69 . However, having regard to the sensitive nature of questions relating to a person's personal identity and, in particular, his sexuality, it cannot be concluded that the declared sexuality lacks credibility simply because, due to his reticence in revealing intimate aspects of his life, that person did not declare his homosexuality at the outset.
70 . Moreover, it must be observed that the obligation laid down by Article 4(1) of Directive 2004/83 to submit all elements needed to substantiate the application for international protection 'as soon as possible' is tempered by the requirement imposed on the competent authorities, under Article 13(3)(a) of Directive 2005/85 and Article 4(3) of Directive 2004/83 to conduct the interview taking account of the personal or general circumstances surrounding the application, in particular, the vulnerability of the applicant, and to carry out an individual assessment of the application, taking account of the individual position and personal circumstances of each applicant.
71 . Thus, to hold that an applicant for asylum is not credible, merely because he did not reveal his sexual orientation on the first occasion that he was given to set out the grounds of persecution, would be to fail to have regard to the requirement referred to in the previous paragraph."
12. Mr Mullen readily conceded that without even referring to the Court of Justice decision that for the appellant, taking account of her arrival as a minor, it was understandable that she might be reticent with regard to her orientation and there were legal and practical reasons why there had not been earlier disclosure. He considered that her right to a fair hearing had been curtailed and conceded error of law on the basis that there had been an absence of a fair hearing.

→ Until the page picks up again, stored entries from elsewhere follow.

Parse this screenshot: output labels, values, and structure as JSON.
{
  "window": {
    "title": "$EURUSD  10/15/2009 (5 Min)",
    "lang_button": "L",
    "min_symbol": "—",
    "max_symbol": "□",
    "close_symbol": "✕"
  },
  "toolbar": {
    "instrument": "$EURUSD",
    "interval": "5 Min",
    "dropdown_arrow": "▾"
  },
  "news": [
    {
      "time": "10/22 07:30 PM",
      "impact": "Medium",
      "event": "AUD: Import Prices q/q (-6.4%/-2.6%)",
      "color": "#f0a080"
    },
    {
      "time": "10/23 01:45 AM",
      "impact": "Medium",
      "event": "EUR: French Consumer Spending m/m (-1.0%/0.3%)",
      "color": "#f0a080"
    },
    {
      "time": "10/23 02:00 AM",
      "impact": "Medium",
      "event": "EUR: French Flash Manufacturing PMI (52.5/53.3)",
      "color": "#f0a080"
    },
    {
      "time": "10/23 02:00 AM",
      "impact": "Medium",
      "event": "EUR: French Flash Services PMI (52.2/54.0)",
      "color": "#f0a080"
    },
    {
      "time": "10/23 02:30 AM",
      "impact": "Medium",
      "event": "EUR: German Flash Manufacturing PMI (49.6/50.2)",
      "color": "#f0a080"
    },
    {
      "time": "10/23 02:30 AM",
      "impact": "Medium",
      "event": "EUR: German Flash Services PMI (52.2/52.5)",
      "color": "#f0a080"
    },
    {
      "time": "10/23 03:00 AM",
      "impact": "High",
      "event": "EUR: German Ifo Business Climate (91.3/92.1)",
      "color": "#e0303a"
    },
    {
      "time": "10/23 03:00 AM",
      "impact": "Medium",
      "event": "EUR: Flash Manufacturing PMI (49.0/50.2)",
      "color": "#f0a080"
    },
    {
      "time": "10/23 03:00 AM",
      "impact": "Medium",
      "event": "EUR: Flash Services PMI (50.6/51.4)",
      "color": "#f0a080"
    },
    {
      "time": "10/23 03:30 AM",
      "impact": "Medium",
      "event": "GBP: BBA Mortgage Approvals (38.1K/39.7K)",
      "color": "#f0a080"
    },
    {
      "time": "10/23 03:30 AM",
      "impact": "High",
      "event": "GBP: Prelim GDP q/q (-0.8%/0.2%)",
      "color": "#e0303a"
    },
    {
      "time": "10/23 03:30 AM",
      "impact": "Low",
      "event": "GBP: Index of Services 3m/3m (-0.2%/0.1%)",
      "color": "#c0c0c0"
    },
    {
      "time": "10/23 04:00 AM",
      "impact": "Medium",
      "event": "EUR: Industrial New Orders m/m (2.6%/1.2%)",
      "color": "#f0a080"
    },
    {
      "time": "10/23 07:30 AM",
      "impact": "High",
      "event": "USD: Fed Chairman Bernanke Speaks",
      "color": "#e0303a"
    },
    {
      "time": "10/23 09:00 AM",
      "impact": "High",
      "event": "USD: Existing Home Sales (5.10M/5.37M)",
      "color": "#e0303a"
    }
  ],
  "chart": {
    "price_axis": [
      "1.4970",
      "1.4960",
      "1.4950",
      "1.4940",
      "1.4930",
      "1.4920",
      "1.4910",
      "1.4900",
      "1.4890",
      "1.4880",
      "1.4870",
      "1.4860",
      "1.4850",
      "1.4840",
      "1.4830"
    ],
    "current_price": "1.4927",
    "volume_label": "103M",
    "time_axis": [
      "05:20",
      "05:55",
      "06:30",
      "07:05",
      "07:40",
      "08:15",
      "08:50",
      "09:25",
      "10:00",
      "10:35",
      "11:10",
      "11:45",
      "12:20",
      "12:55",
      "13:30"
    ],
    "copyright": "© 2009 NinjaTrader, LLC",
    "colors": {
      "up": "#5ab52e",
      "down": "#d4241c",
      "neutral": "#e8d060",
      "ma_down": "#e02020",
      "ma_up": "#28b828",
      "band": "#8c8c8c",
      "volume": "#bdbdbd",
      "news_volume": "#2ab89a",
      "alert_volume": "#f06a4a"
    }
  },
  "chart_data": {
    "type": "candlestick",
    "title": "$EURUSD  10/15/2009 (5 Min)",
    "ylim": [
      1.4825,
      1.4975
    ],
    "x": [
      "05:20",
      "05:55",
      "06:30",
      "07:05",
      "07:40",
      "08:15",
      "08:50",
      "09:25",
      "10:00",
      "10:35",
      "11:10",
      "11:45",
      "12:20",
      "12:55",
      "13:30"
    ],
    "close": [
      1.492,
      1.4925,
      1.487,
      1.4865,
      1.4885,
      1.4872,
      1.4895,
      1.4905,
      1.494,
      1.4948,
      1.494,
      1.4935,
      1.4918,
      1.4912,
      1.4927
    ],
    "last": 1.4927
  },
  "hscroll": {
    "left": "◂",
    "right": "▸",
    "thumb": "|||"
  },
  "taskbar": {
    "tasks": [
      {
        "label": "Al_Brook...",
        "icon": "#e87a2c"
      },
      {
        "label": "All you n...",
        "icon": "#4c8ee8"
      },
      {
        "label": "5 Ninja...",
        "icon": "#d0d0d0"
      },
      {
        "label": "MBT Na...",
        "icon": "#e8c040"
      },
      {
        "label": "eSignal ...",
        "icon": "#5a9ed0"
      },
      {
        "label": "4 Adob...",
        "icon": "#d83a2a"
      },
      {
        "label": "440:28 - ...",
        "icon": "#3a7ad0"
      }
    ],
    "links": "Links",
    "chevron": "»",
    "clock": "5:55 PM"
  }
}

13. That being so I find the First-tier Tribunal erred in law in respect of its consideration of the appellant's sexual orientation and remit the case for a further hearing by the First-tier Tribunal in the light of the credibility assessment which it needs to undertake. The sole issue to be determined before the First-tier Tribunal is in respect of the appellant's orientation and any risk that she might face in China. In the event that the appellant wishes to rely on Article 8 in respect to her private life having since broken up with her partner, it will be a matter for her to amend the grounds of appeal before the First-tier Tribunal with sufficient detail to identify the issues that are to be determined.
NOTICE OF DECISION
The decision of the First-tier Tribunal is set aside for error of law and the appeal is remitted to the First-tier Tribunal for its further consideration.